Just like talking to my sister really. I'd really really really want to talk to someone because I missed them terribly, but talking to them made me all the sadder. Perhaps even confused because they don't pay attention or listen or anything like that. I don't want to be here anymore I don't want to be anywhere. Sometimes I sound like a less eloquent version of Hamlet. This is getting pathetic. I've an essay due on Monday and I've got writer's block. I can't figure out an opening to an essay about how Medea is the only true human in Euripides' Medea. *bangs head on desk* Out outoutoutout! SAT tutor tomorrow. Haven't done much of the homework like he asked me to. Have been very busy this week. Oh, how about an example of irony? I love Latin like no other girl in my class. I love it, I love it, I love ancient Rome, I love Catullus, I love Latin! But...and here's the rub, I can't seem to do much of it right! How's that for dramatic irony? Poetic devices at work in a shitty piece of prose! Maybe not even prose. I don't think this qualifies. Perhaps I should term it a rhetorical device. Maybe that statisfies. I worked really hard on 7 too. Like we're talking I went through every single bloody word and tried to find its match, how I was to translate the ablative, that sort of thing. Grrr. My calculus book is being silly too. I know the limit is 4! Don't try to tell me it's 0! The graph on my calculator agrees with me!
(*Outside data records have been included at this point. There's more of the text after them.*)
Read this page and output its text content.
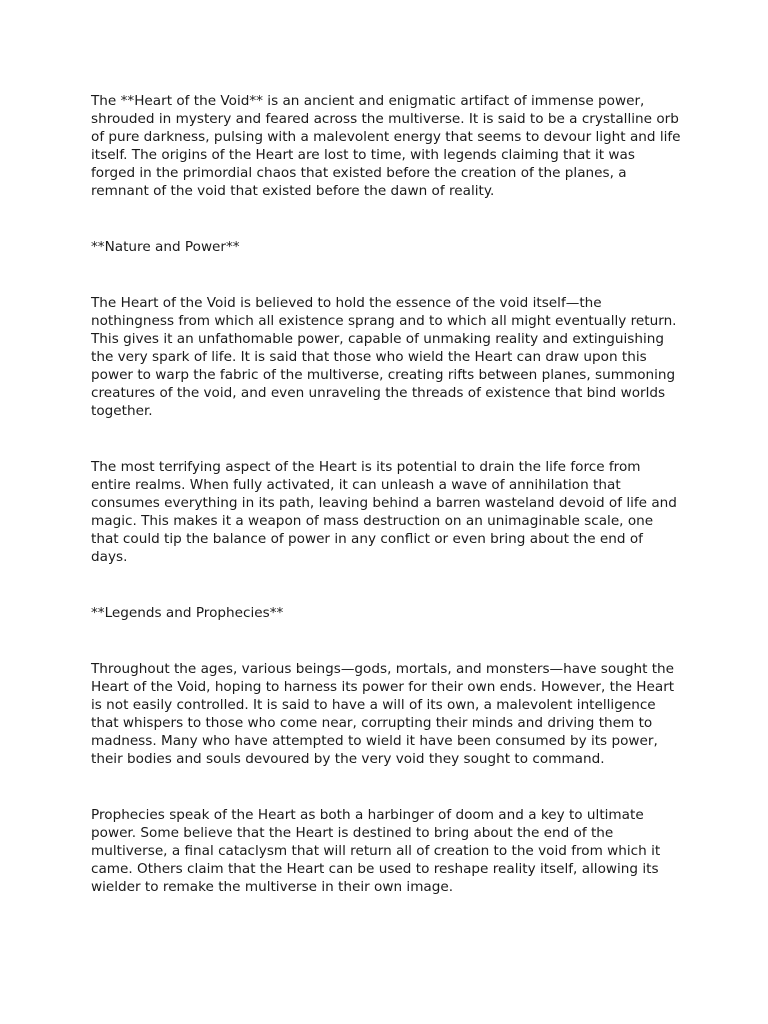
The **Heart of the Void** is an ancient and enigmatic artifact of immense power, shrouded in mystery and feared across the multiverse. It is said to be a crystalline orb of pure darkness, pulsing with a malevolent energy that seems to devour light and life itself. The origins of the Heart are lost to time, with legends claiming that it was forged in the primordial chaos that existed before the creation of the planes, a remnant of the void that existed before the dawn of reality.

**Nature and Power**

The Heart of the Void is believed to hold the essence of the void itself—the nothingness from which all existence sprang and to which all might eventually return. This gives it an unfathomable power, capable of unmaking reality and extinguishing the very spark of life. It is said that those who wield the Heart can draw upon this power to warp the fabric of the multiverse, creating rifts between planes, summoning creatures of the void, and even unraveling the threads of existence that bind worlds together.

The most terrifying aspect of the Heart is its potential to drain the life force from entire realms. When fully activated, it can unleash a wave of annihilation that consumes everything in its path, leaving behind a barren wasteland devoid of life and magic. This makes it a weapon of mass destruction on an unimaginable scale, one that could tip the balance of power in any conflict or even bring about the end of days.

**Legends and Prophecies**

Throughout the ages, various beings—gods, mortals, and monsters—have sought the Heart of the Void, hoping to harness its power for their own ends. However, the Heart is not easily controlled. It is said to have a will of its own, a malevolent intelligence that whispers to those who come near, corrupting their minds and driving them to madness. Many who have attempted to wield it have been consumed by its power, their bodies and souls devoured by the very void they sought to command.

Prophecies speak of the Heart as both a harbinger of doom and a key to ultimate power. Some believe that the Heart is destined to bring about the end of the multiverse, a final cataclysm that will return all of creation to the void from which it came. Others claim that the Heart can be used to reshape reality itself, allowing its wielder to remake the multiverse in their own image.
Was that enough oh so sullen teenager for you? Have I fulfilled my sulking quota for the day?
and now the poem that makes me happy
Fluffy Bunnies, by Jenny
Fluffy, fluffy bunnies,
Fluffy, f***ing bunnies.
For some reason, that makes me smile every time. Try saying it aloud laughing while you say it or at least a few seconds after you say it. If that doesn't work, say it really fast five times. I dare you. Go.
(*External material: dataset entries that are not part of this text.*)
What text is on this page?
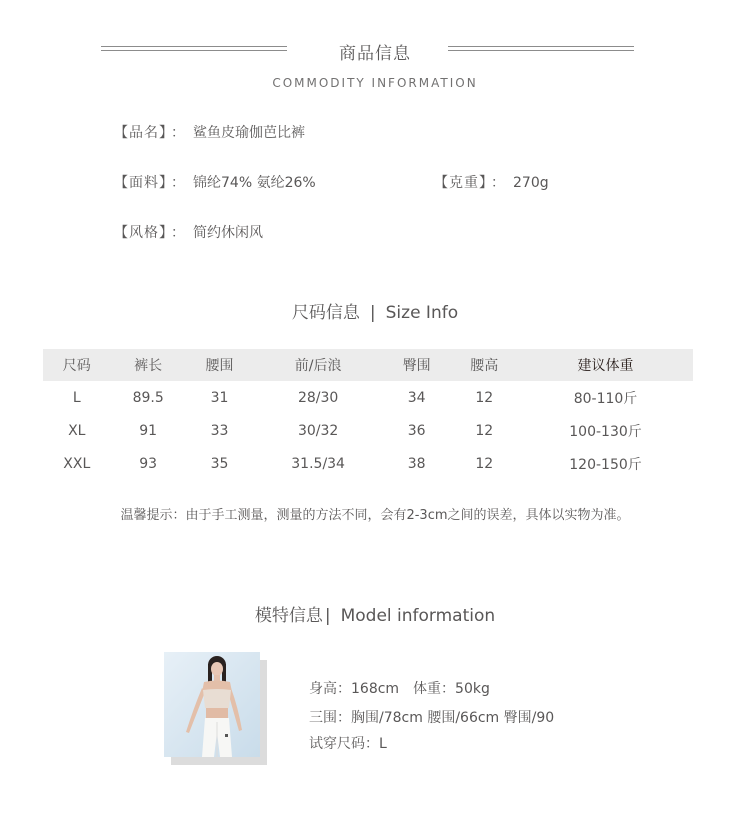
商品信息
COMMODITY INFORMATION
【品名】 ： 鲨鱼皮瑜伽芭比裤
【面料】 ： 锦纶74% 氨纶26%	【克重】 ： 270g
【风格】 ： 简约休闲风
尺码信息 | Size Info
尺码	裤长	腰围	前/后浪	臀围	腰高	建议体重
L	89.5	31	28/30	34	12	80-110斤
XL	91	33	30/32	36	12	100-130斤
XXL	93	35	31.5/34	38	12	120-150斤
温馨提示：由于手工测量，测量的方法不同，会有2-3cm之间的误差，具体以实物为准。
模特信息 | Model information
身高：168cm　体重：50kg
三围：胸围/78cm 腰围/66cm 臀围/90
试穿尺码：L
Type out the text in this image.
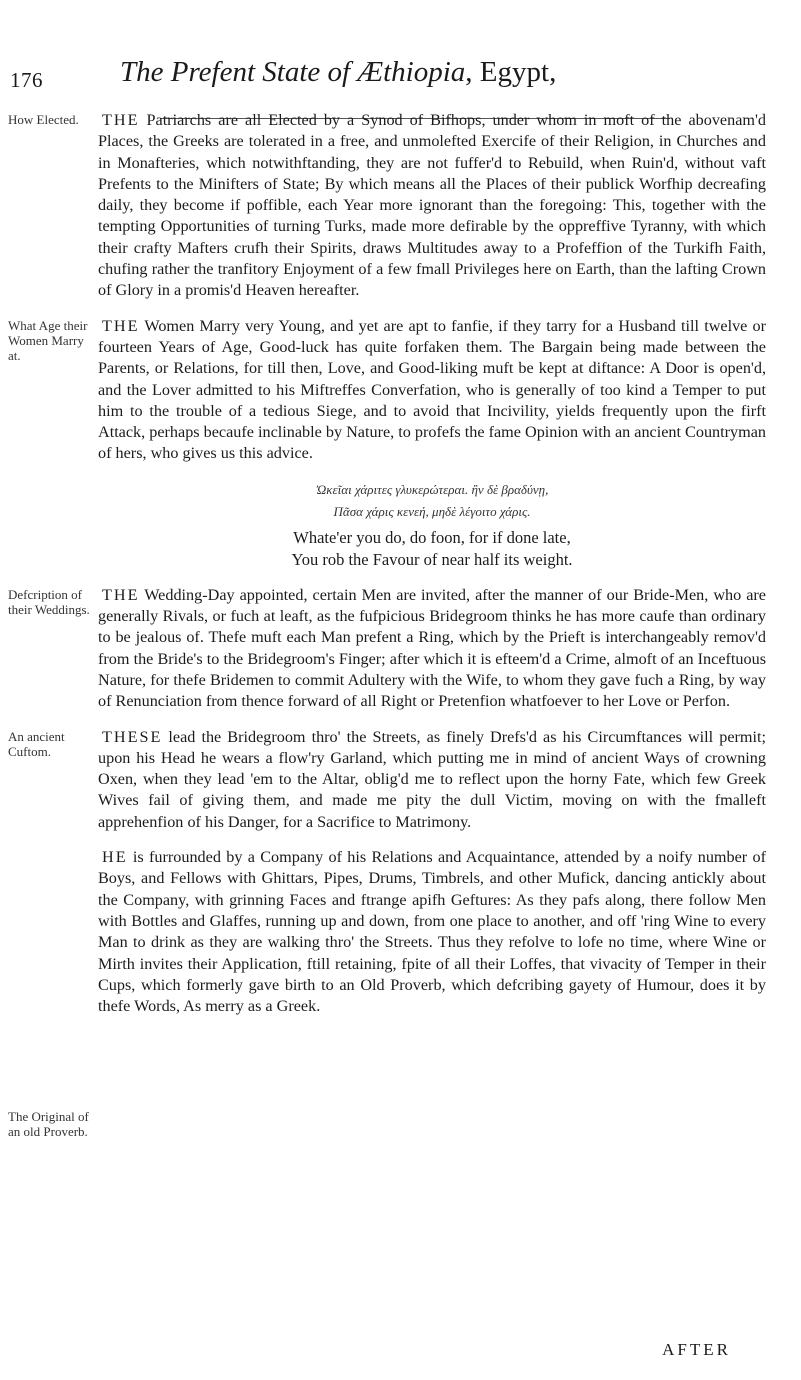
176	The Prefent State of Æthiopia, Egypt,
How Elected.	THE Patriarchs are all Elected by a Synod of Bifhops, under whom in moft of the abovenam'd Places, the Greeks are tolerated in a free, and unmolefted Exercife of their Religion, in Churches and in Monafteries, which notwithftanding, they are not fuffer'd to Rebuild, when Ruin'd, without vaft Prefents to the Minifters of State; By which means all the Places of their publick Worfhip decreafing daily, they become if poffible, each Year more ignorant than the foregoing: This, together with the tempting Opportunities of turning Turks, made more defirable by the oppreffive Tyranny, with which their crafty Mafters crufh their Spirits, draws Multitudes away to a Profeffion of the Turkifh Faith, chufing rather the tranfitory Enjoyment of a few fmall Privileges here on Earth, than the lafting Crown of Glory in a promis'd Heaven hereafter.

What Age their Women Marry at.

THE Women Marry very Young, and yet are apt to fanfie, if they tarry for a Husband till twelve or fourteen Years of Age, Good-luck has quite forfaken them. The Bargain being made between the Parents, or Relations, for till then, Love, and Good-liking muft be kept at diftance: A Door is open'd, and the Lover admitted to his Miftreffes Converfation, who is generally of too kind a Temper to put him to the trouble of a tedious Siege, and to avoid that Incivility, yields frequently upon the firft Attack, perhaps becaufe inclinable by Nature, to profefs the fame Opinion with an ancient Countryman of hers, who gives us this advice.

Ὠκεῖαι χάριτες γλυκερώτεραι. ἢν δὲ βραδύνῃ,
Πᾶσα χάρις κενεή, μηδὲ λέγοιτο χάρις.
Whate'er you do, do foon, for if done late,
You rob the Favour of near half its weight.
Defcription of their Weddings.

THE Wedding-Day appointed, certain Men are invited, after the manner of our Bride-Men, who are generally Rivals, or fuch at leaft, as the fufpicious Bridegroom thinks he has more caufe than ordinary to be jealous of. Thefe muft each Man prefent a Ring, which by the Prieft is interchangeably remov'd from the Bride's to the Bridegroom's Finger; after which it is efteem'd a Crime, almoft of an Inceftuous Nature, for thefe Bridemen to commit Adultery with the Wife, to whom they gave fuch a Ring, by way of Renunciation from thence forward of all Right or Pretenfion whatfoever to her Love or Perfon.

An ancient Cuftom.

THESE lead the Bridegroom thro' the Streets, as finely Drefs'd as his Circumftances will permit; upon his Head he wears a flow'ry Garland, which putting me in mind of ancient Ways of crowning Oxen, when they lead 'em to the Altar, oblig'd me to reflect upon the horny Fate, which few Greek Wives fail of giving them, and made me pity the dull Victim, moving on with the fmalleft apprehenfion of his Danger, for a Sacrifice to Matrimony.

The Original of an old Proverb.

HE is furrounded by a Company of his Relations and Acquaintance, attended by a noify number of Boys, and Fellows with Ghittars, Pipes, Drums, Timbrels, and other Mufick, dancing antickly about the Company, with grinning Faces and ftrange apifh Geftures: As they pafs along, there follow Men with Bottles and Glaffes, running up and down, from one place to another, and off 'ring Wine to every Man to drink as they are walking thro' the Streets. Thus they refolve to lofe no time, where Wine or Mirth invites their Application, ftill retaining, fpite of all their Loffes, that vivacity of Temper in their Cups, which formerly gave birth to an Old Proverb, which defcribing gayety of Humour, does it by thefe Words, As merry as a Greek.

AFTER
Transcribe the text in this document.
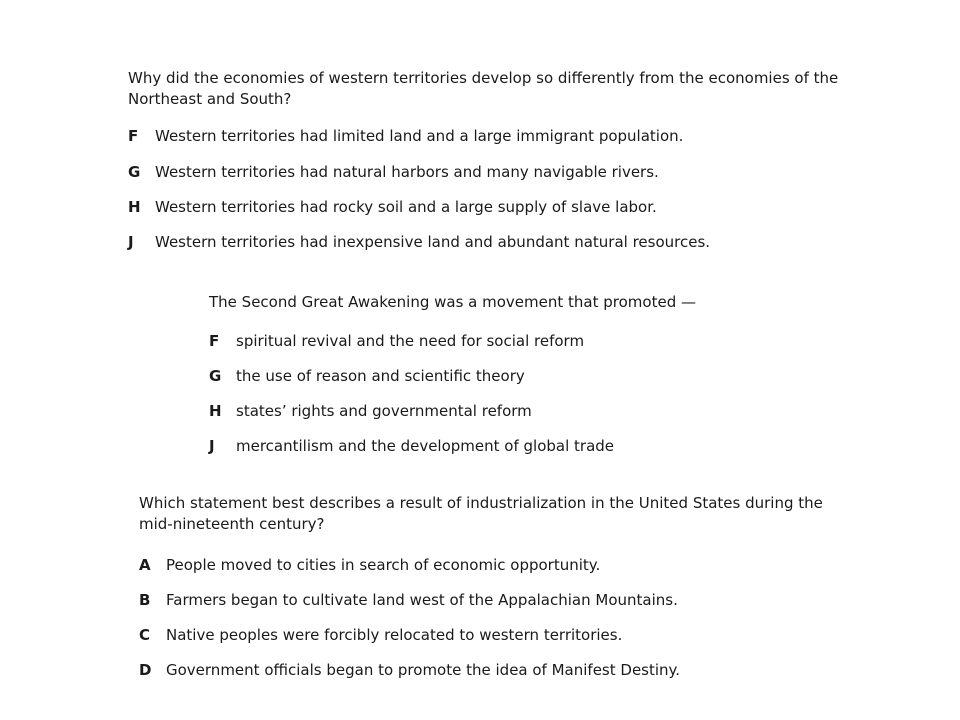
Why did the economies of western territories develop so differently from the economies of the Northeast and South?

F Western territories had limited land and a large immigrant population.
G Western territories had natural harbors and many navigable rivers.
H Western territories had rocky soil and a large supply of slave labor.
J Western territories had inexpensive land and abundant natural resources.

The Second Great Awakening was a movement that promoted —

F spiritual revival and the need for social reform
G the use of reason and scientific theory
H states’ rights and governmental reform
J mercantilism and the development of global trade

Which statement best describes a result of industrialization in the United States during the mid-nineteenth century?

A People moved to cities in search of economic opportunity.
B Farmers began to cultivate land west of the Appalachian Mountains.
C Native peoples were forcibly relocated to western territories.
D Government officials began to promote the idea of Manifest Destiny.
PS: My computer hates me. Actually it's the internet that does. It takes me 2 hours to do a system restore on my computer just so I can open MSN.com.
The world hates me. Fortune pisses on me again. My life is strewn with cow pats from the Devil's own Satanic herd.
The End.
PPS: My new harp teacher thinks I'm a freak because I love Catullus. I miss Paula. Paula understands these things.